По случаю спасения устроили пир. Давыдов открыл консервы, развел огонь и поставил греться чай. Спирт пили, как положено в авиации: каждый сам себе наливает и разводит, как сочтет нужным. Никаких упреков и наездов, вроде: «Ты меня уважаешь?» Это у летунов не принято, каждый сам знает свою норму и сам должен вовремя остановиться. На радостях обменялись адресами. Авиаполк, в котором служил Лебедев, стоял где-то в районе Кеми. Во время службы на Севере Давыдов был в тех местах проездом. Потом пели и снова пили. Закончили ужин травлей баек.

Оглушительный раскат грома внес элемент романтики. По дюралю фюзеляжа забарабанили капли дождя. Теперь налетевшая непогода была не страшна. О них знали, и к ним уже спешила помощь. Ветер стал задувать в выбитый иллюминатор, и Давыдов заткнул его летной курткой. Поднимался шторм. До сих пор стояла тихая погода, и они совсем забыли о том, что шторм на таком большом озере сродни морскому. Небо потемнело, низкие тучи то и дело освещали сполохи молний. Поначалу Давыдов засекал время от вспышки молнии до удара грома — определял расстояние до грозы. Буря шла прямо на них. Теперь сверкало и гремело почти одновременно. Beтер бросал пену в стекла иллюминаторов. Стало ясно, что в такую погоду никакие спасатели не прибудут. Оставалось только ложиться спать. Давыдов подошел к грузовому люку и выглянул наружу. Гигантские валы бились о берег. Анатолий порадовался своей предусмотрительности — не оставил пеналы с ракетами на берегу, а оттащил их повыше на площадку, примерно на середину склона. Буря усиливалась, волны гулко били по фюзеляжу, направление ветра изменилось, и вода стала заплескивать через открытый люк внутрь. Чертыхаясь, Давыдов стал строить у люка дамбу из мешков с вещевым имуществом.
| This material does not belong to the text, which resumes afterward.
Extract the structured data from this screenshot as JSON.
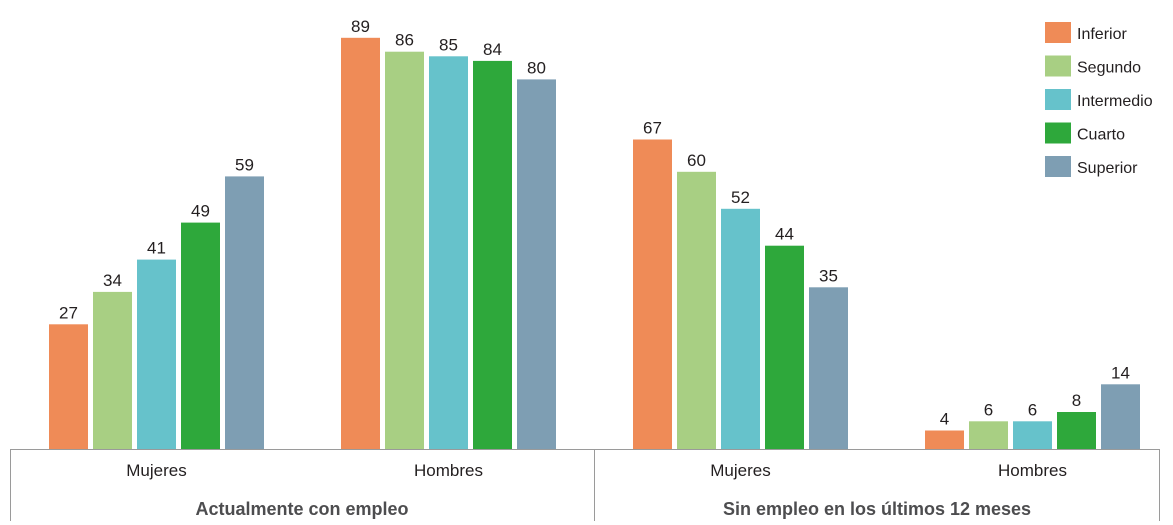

Первое движение корпуса самолета они почувствовали поздним вечером. Должно быть, из-под фюзеляжа вымыло песок и самолет стал сползать с переката, на который Давыдов совершил посадку. Начался крен на нос. Волны все били и били по фюзеляжу. Самолет раскачивался, и под брюхом машины скрипел песок. С грохотом сорвало аппарель. Корпус вздрогнул и еще больше наклонился. Гроза и дождь закончились, но шторм не утих. Напротив, ветер завыл еще сильней и пронзительней. К полуночи самолет пополз. Нос машины развернуло к берегу и стащило с косы. Волны стали перехлестывать через крышу кабины, из щелей форточек начала сочиться вода. Оставаться на борту стало опасно. Пол накренился так, что передвигаться по салону можно было лишь, хватаясь руками за сиденья. Плотина из промокших мешков рухнула, и потоки воды хлынули в кабину. Быстро протрезвевшие Давыдов и Лебедев стали готовиться к эвакуации. Анатолий собрал все документы в «дипломат», туда же бросил уже безопасную мину и ТТ. Прибор для управления стрельбой комплекса он решил унести в его штатной упаковке. Футляр был герметичным. Изрезав сеть для крепления грузов, Давыдов, соорудил лямки к футляру, как у спасательного круга. «Дипломат» обернул куском полиэтилена и положил в брезентовый мешок. Затянув горловину мешка концом веревки, получил еще одно плавсредство. Второй коней веревки привязал у среза грузового люка. Первым в воду предстояло лезть Давыдову. Он решил плыть в одежде и обуви. Так меньше шансов быстро переохладиться, и ноги будут хоть как-то защищены от камней. Конечно, плыть таким образом тяжело, но капитан надеялся на плавучесть свертка с «дипломатом», да и расстояние до берега было плевым — метров тридцать. Главную угрозу представляли волны и прибрежные валуны.